Aktuelle Informationen zum Coronavirus

Der Alltag für blinde und sehbehinderte Menschen geht weiter. In diesen Zeiten anders als gewohnt. Dank dem unglaublichen Engagement und Ideenreichtum von allen, schaffen wir es gemeinsam für blinde und sehbehinderte Menschen da zu sein.

Unterstützen Sie uns in dieser Zeit...

An der Nikolauspflege beobachten wir die Entwicklungen zur Ausbreitung des Coronavirus sehr genau und setzen alle Schutzmaßnahmen fortlaufend um. Wir informieren alle Mitarbeitenden, Teilnehmenden und Angehörigen über die aktuellsten Bestimmungen und Umsetzungen. Der Schutz der Gesundheit hat für uns oberste Priorität.

In allen Bereichen sind entsprechende Vorkehrungen getroffen worden, um auf das Auftreten einer Corona-Infektionen angemessen und schnell reagieren zu können. Die Hygienestandards und Leitlinien von Bund, Ländern und RKI finden in unserem Alltag Anwendung. 

Aktuell sind in den Einrichtungen der Nikolauspflege einzelne positiv bestätigte Fälle einer Corona-Infektion bekannt. Bei allen auftretenden Fällen führen wir in enger Abstimmung mit dem zuständigen Gesundheitsamt die erforderlichen Schutzmaßnahmen durch. Alle Fälle konnten gut eingegrenzt werden, so dass größere Ausbreitungen bislang nicht aufgetreten sind. Über spezifische, in einzelnen Häusern, in Schulen und der Ausbildung geltende Regelungen informieren wir Sie auf den Seiten der jeweiligen Einrichtung.

Für uns alle gilt:
Wir reduzieren Kontakte auf ein nötiges Minimum.
Wir halten, wo möglich, den Mindestabstand von 1,5 Metern zu anderen Menschen ein.
Wir tragen einen Mund-Nasen-Schutz.
Wir beachten die besonderen Hygienemaßnahmen gemäß den Empfehlungen des Robert-Koch-Instituts/Hygienestandards und Nießetiketten.
Wir lüften regelmäßig die Räumlichkeiten.
Wir verschieben Veranstaltungen und halten Besprechungen in größerer Runde per Video- oder Telefonkonferenz.

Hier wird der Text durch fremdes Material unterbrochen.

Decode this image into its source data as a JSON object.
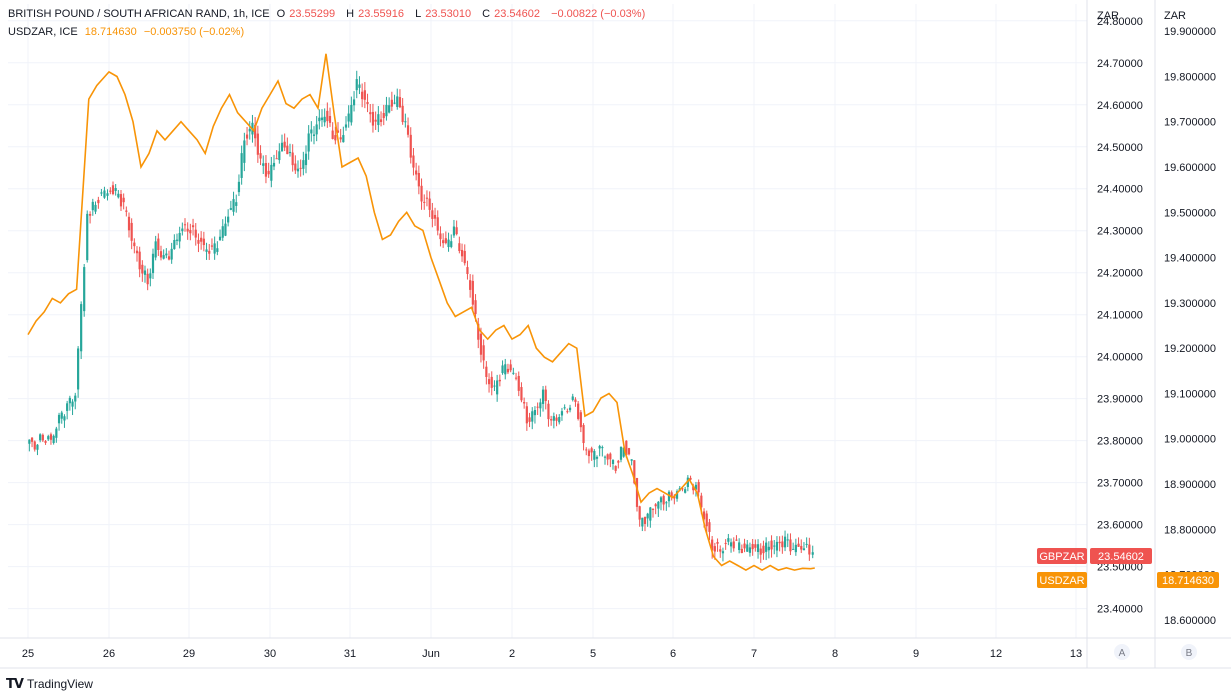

Personen, die Kontakt zu einem bestätigt an COVID-19 Erkrankten hatten, kontaktieren umgehend das örtlich zuständige Gesundheitsamt und melden sich im Anschluss telefonisch bei den Vorgesetzten, um das weitere Vorgehen zu besprechen. Dies muss in jedem Fall erfolgen – unabhängig vom Auftreten von Symptomen.

Personen mit Anzeichen für Atemwegserkrankungen oder mit erhöhter Temperatur halten - bevor sie regulär zum Dienst erscheinen - telefonisch Rücksprache mit ihren Vorgesetzten, um das weitere Vorgehen zu besprechen.